La vampire laissa ses épaules s'affaisser. Le mauvais sort jouait-il contre elle ? Elle allait finir par croire au retour des sorciers...

— Malgré tout, si vous tenez tant que ça à quitter le palais et ne pas risquer d'être prise pour une Sans-Clan, il y a peut-être une solution... Un peu bancale, certes, mais c'est toujours mieux que rien.

Il marqua une pause et d'un regard noir, elle le pressa d'en venir au fait.

— Il existe déjà une McLawrence qui porte le même prénom que le vôtre, avec un "z" à la place du "s". Si un soldat en patrouille cherche à contrôler votre identité, dites tranquillement votre nom et jouez la pimbêche outrée qu'on lui demande de se justifier. Tant que vous n'allez pas sur mon territoire, vous pouvez être à peu près sûre que cela fonctionnera.

À peu près, releva-t-elle intérieurement. Au pire serait-elle conduite à la Frontière où vagabondaient les âmes en peine...

— Vous êtes certain de l'existence de cette "Alizée McLawrence" ? se permit-elle de douter. Vous vous souvenez vraiment du prénom de tous les membres de votre clan ?

Il éclata d'un rire qui ne sonna qu'à moitié juste.

— Elle était dans mon lit il y a deux mois, donc à moins d'avoir été victime d'une sorte d'hallucination très développée...

Ayant obtenu ce qu'elle voulait, Alisée prit sur elle pour ne pas commenter et le remercia du bout des lèvres. Lui-même n'ajouta plus rien et la laissa silencieusement quitter sa geôle, toujours étendu sur sa couchette.

La vampire remonta les marches en compagnie du garde, pressée de quitter ces sous-sols et surtout, de préparer ses bagages.

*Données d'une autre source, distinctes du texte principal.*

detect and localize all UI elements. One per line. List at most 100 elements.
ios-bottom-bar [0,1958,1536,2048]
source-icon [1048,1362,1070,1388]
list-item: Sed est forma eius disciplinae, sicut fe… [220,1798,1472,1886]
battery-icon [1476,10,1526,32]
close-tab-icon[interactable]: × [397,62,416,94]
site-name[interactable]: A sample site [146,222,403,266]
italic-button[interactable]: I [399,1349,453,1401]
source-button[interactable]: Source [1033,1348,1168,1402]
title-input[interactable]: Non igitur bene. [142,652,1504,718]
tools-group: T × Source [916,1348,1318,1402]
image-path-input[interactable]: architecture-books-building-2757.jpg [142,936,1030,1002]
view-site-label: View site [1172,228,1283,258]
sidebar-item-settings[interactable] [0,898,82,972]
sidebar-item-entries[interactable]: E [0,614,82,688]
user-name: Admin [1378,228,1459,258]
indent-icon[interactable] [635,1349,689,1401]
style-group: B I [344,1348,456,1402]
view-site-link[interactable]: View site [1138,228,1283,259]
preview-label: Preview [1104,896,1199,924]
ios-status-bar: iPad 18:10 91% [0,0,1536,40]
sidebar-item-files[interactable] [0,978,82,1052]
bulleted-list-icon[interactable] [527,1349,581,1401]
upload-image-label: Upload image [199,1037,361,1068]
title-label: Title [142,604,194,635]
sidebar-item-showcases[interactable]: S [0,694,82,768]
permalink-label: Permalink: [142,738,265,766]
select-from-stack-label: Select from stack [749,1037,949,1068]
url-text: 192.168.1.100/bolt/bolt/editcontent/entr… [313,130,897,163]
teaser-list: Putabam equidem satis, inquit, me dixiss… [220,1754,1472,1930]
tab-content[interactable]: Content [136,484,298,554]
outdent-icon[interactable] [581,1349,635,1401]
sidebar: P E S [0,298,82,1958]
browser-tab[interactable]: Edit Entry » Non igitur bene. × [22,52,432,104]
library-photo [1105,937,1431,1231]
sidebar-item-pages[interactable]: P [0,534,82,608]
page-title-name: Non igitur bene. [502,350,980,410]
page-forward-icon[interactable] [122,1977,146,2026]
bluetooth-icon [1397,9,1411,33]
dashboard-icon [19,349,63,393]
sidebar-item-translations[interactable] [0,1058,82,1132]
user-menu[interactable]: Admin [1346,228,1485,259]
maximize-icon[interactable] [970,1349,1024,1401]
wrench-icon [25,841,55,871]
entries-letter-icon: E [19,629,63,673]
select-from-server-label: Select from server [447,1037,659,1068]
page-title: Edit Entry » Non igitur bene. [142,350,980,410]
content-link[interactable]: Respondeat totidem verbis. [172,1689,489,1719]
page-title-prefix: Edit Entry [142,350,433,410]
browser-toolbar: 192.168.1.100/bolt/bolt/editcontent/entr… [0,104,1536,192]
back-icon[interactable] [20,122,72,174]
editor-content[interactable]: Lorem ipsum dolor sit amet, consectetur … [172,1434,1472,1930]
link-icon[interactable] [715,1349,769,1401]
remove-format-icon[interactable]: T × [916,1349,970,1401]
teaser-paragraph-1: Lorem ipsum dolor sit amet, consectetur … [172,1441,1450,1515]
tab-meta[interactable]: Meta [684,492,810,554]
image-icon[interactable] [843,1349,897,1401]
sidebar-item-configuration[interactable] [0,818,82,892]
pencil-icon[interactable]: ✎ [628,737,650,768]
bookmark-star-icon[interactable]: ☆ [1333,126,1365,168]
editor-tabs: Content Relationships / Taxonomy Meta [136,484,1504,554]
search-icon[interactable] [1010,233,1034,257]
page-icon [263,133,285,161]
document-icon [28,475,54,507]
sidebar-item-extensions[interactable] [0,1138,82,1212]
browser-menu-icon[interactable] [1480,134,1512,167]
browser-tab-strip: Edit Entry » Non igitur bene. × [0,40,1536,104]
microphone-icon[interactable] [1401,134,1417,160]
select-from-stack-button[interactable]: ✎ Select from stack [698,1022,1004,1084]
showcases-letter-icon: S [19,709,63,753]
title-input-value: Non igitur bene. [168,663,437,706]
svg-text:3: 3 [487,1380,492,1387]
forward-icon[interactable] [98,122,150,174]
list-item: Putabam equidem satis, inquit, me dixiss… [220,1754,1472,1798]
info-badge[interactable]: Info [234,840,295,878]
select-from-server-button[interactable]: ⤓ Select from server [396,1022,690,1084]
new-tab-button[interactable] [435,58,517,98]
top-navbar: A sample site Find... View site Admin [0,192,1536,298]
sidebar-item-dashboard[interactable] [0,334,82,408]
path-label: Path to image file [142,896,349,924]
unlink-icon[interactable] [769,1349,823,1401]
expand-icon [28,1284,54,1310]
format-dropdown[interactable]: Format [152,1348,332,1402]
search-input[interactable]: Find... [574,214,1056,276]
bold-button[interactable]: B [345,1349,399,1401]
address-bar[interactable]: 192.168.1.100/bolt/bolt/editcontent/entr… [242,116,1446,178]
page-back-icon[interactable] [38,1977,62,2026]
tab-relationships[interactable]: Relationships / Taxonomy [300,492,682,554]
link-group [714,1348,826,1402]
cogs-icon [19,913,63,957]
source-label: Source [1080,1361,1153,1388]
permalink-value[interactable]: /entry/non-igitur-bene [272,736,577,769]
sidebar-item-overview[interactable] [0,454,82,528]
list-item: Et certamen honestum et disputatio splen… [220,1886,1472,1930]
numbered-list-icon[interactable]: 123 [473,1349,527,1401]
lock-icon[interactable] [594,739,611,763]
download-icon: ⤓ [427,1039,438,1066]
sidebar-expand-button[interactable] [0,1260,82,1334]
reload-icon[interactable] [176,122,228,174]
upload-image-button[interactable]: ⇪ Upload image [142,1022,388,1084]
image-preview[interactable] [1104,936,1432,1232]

Demain soir, Alizée McLawrence partirait en voyage sur le territoire du clan Tanner. S'il le fallait, elle arpenterait chaque taverne, même les moins fréquentables, à la recherche d'une personne bien précise.

Une personne à laquelle elle n'aurait jamais pensé devoir s'en remettre, mais qui pourtant, représentait peut-être son unique espoir de mettre un terme à ce qui se tramait dans l'ombre.

Parce qu'elle comptait bien découvrir pourquoi Kristal ne répondait plus à ses lettres.